A Texas District Court Judge ruled last month that Title 7’s protection from discrimination based on sex for sexual orientation and gender identity means protected status, not protected conduct.
In 2020 the Supreme Court ruled in Bostock v Clayton County that Title 7, part of the 1964 Civil Rights Act, protects people from discrimination on the basis of “sex,” which extends to people based on sexual orientation and gender identity. It was a straightforward case that says you cannot discriminate against anybody based on how they identify or who they are. That case was over a man who was fired for his sexual orientation.
In 2021, the Equal Employment Opportunity Commission issued guidance (July guidance) on what the Bostock decision means employers, employees, applicants, retirees, and those related to within employers over 15 employees, and that are not religious affiliated or
Most of the guidelines were common sense preventions of discrimination that protects all LGBTQI+ and transgender people and those who are not.
But two problematic provisions stated that “employers may not deny an employee equal access to a bathroom, locker room, or shower that corresponds to the employee’s gender identity. In other words, if an employer has separate bathrooms, locker rooms, or showers for men and women, all men (including transgender men) should be allowed to use the men’s facilities and all women (including transgender women) should be allowed to use the women’s facilities.” And “…although accidental misuse of a transgender employee’s preferred name and pronouns does not violate Title VII, intentionally and repeatedly using the wrong name and pronouns to refer to a transgender employee could contribute to an unlawful hostile work environment.”
The state of Texas sued the Equal Employment Opportunity Council, stating that the EEOC violated the First Amendment, the Administrative Procedure Act speaking under authority and discipline as if it was binding law.
Later in March 2022 the Department of Health and Human Services issued guidance (March guidance) in response to the Texas Department of Family Protective Services investigating parents for giving their children Transgender therapy. This was due to an opinion written by Ken Paxton arguing that giving kids transgender therapy equaled child abuse.
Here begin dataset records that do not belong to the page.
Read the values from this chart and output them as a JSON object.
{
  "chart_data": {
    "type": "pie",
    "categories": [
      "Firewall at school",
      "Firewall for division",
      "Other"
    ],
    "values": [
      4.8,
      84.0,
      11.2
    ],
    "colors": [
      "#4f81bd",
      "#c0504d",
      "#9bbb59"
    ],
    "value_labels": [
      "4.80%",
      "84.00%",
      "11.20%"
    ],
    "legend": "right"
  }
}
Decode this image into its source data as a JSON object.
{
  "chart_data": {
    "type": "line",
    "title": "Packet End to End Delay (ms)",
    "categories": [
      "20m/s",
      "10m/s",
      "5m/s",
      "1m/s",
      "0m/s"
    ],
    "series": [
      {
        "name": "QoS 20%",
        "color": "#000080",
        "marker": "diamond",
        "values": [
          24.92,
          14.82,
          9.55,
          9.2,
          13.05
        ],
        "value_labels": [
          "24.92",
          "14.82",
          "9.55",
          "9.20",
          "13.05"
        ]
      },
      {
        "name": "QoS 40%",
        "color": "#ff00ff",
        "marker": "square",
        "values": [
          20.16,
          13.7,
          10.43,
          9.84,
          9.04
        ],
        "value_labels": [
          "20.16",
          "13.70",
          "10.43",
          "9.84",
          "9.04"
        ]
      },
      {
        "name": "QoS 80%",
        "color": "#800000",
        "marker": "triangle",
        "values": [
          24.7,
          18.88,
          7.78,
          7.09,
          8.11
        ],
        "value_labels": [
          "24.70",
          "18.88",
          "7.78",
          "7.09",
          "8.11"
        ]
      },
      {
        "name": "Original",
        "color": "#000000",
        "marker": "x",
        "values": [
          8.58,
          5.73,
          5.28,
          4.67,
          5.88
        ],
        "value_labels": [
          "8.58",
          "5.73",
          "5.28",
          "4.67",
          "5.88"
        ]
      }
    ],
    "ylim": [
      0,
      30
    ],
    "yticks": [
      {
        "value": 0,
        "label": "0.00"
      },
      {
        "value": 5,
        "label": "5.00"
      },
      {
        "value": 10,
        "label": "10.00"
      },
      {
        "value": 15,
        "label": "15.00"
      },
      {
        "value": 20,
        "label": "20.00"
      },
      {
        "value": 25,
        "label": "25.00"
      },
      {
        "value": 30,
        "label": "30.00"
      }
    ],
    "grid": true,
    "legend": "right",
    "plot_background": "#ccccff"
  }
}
The March guidance reminded health care providers and medical practitioners who received federal funds not to discriminate giving people transgender therapy on the basis of their gender identity. “If a parent and their child visit a doctor for a consultation regarding or to receive gender affirming care, and the doctor or other staff at the facility reports the parent to state authorities for seeking such care, that reporting may constitute violation of Section 1557 if the doctor or facility receives federal financial assistance,” said the March guidance
The state of Texas added the March guidance to their lawsuit as well.
The Federal District Court ruled in favor of Texas. The Court ruled that the Bostock decision only talks about the protection of people based on their identity, not conduct.
“In total, Justice Gorsuch referenced “homosexuality or transgender status” fifteen times. Each and every time, his definition and description of “status” tracks with [the state of Texas’] reading of Bostock: Title VI prohibits employment discrimination against an individual “for being homosexual,” “for being transgender”…but not necessarily all correlated conduct,” said Judge Kacsmaryk
Judge Kacsmaryk continually referred back to the Supreme Court’s majority opinion which said one cannot discriminate against a person because of their status, who they are, or who they identify as. But that does not apply to their conduct.
Judge Kacsmaryk referenced other Supreme Court cases to show that a “cursory review of Supreme Court and circuit cases reveals that ”status” and “conduct” do not necessarily merge every time an employee plausibly pleads a “closely associated” trait.”
Thus, the Bostock decision does not apply to someone wanting to go into the bathroom of their preferred sex or wanting to be on the sports team of the gender they identify as. According to Judge Kacsmaryk, and the Supreme Court in the Bostock case, Bostock expressly does not want to touch those questions at all.
Judge Kacsmaryk drove the point that in the workplace you are protected for who you are in terms of sexual orientation and gender identity. At home you are protected for what you do.
Furthermore, Judge Kacsmaryk ruled that both of these guidelines were unlawful and violated the Administrative Procedure Act. The APA “governs the process by which federal agencies develop and issue regulations. It includes requirements for publishing notices of proposed and final rulemaking in the Federal Register, and provides opportunities for the public to comment on notices of proposed rulemaking. The APA requires most rules to have a 30-day delayed effective date.”
Judge Kacsmaryk ruled both guidance’s unlawful. “The June 15 Guidance imposes dress-code, bathroom, and pronoun accommodations as “existing requirements under the law” and “established legal positions” in light of Bostock and prior EEC decisions interpreting Title [7]. But Title [7] as interpreted in Bostock—- does not require such accommodations. The same is true of the March 2 Guidance.”
Judge Kacsmaryk further stated the March guidance was arbitrary and capricious because the Health and Human Services department misdrew conclusions the laws they used do not support.